Abstract:Cognitive cooperative assistance in robot-assisted surgery holds the potential to increase quality of care in minimally invasive interventions. Automation of surgical tasks promises to reduce the mental exertion and fatigue of surgeons. In this work, multi-agent reinforcement learning is demonstrated to be robust to the distribution shift introduced by pairing a learned policy with a human team member.

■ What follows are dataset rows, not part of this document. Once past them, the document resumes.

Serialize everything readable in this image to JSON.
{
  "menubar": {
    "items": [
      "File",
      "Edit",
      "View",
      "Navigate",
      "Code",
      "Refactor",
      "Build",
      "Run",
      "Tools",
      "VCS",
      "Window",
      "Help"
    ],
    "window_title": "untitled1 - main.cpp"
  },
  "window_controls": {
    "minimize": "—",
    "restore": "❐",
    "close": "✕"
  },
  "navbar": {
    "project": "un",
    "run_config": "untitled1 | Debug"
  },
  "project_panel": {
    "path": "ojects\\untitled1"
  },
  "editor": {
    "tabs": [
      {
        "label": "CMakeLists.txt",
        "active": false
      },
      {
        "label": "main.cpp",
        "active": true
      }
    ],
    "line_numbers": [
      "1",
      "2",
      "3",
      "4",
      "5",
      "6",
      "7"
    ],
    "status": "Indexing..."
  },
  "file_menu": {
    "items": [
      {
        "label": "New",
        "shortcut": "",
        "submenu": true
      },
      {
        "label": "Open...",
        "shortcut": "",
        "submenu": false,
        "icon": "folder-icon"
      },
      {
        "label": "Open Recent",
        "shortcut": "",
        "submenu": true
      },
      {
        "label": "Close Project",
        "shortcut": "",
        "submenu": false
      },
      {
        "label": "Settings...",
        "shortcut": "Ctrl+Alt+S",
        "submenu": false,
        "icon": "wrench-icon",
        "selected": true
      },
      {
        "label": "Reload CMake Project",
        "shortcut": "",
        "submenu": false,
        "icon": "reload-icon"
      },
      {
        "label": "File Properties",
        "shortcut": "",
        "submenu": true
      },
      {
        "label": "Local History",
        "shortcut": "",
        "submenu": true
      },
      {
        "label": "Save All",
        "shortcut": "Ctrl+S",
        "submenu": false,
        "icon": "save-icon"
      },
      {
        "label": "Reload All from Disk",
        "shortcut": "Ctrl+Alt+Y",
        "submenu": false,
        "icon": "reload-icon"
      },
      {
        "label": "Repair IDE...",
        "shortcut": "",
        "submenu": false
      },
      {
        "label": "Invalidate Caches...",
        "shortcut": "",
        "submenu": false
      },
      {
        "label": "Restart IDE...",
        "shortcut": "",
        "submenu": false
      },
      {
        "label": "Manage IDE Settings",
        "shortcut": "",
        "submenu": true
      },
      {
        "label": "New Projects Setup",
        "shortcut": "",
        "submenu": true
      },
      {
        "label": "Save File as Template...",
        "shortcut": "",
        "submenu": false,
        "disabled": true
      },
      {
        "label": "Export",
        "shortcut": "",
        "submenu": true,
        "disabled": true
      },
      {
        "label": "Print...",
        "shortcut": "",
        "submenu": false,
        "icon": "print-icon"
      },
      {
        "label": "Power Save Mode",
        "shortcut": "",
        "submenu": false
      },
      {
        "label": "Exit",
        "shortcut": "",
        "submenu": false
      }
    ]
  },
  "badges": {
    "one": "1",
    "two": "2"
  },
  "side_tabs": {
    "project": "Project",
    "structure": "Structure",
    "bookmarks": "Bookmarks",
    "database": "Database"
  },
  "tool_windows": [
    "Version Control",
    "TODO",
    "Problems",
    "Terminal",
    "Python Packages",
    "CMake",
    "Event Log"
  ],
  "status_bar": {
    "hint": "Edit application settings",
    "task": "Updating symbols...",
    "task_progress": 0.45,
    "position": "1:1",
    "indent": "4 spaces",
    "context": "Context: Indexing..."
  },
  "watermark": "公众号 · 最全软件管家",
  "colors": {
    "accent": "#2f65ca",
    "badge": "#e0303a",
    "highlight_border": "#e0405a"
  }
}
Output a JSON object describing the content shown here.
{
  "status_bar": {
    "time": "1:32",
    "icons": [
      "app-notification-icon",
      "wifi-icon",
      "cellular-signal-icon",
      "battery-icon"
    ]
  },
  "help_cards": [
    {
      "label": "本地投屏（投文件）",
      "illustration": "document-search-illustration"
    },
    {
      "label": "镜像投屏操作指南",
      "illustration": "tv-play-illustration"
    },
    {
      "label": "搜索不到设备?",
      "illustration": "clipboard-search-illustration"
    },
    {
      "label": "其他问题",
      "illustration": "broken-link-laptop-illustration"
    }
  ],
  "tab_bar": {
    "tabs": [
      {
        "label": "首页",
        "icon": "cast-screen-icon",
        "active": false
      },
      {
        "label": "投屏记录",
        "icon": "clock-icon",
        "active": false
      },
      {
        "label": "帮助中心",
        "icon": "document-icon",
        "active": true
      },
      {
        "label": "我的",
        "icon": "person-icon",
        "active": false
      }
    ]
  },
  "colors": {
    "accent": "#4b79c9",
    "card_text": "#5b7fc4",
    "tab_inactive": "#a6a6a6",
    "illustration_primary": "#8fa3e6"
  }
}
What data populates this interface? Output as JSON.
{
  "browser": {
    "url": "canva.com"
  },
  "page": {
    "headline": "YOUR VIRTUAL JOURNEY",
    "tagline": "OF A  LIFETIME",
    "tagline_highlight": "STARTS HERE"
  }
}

Multi-agent policies are trained directly from images in simulation to control multiple instruments in a sub task of the minimally invasive removal of the gallbladder. These agents are evaluated individually and in cooperation with humans to demonstrate their suitability as autonomous assistants. Compared to human teams, the hybrid teams with artificial agents perform better considering completion time (44.4% to 71.2% shorter) as well as number of collisions (44.7% to 98.0% fewer). Path lengths, however, increase under control of an artificial agent (11.4% to 33.5% longer). A multi-agent formulation of the learning problem was favored over a single-agent formulation on this surgical sub task, due to the sequential learning of the two instruments. This approach may be extended to other tasks that are difficult to formulate within the standard reinforcement learning framework. Multi-agent reinforcement learning may shift the paradigm of cognitive robotic surgery towards seamless cooperation between surgeons and assistive technologies.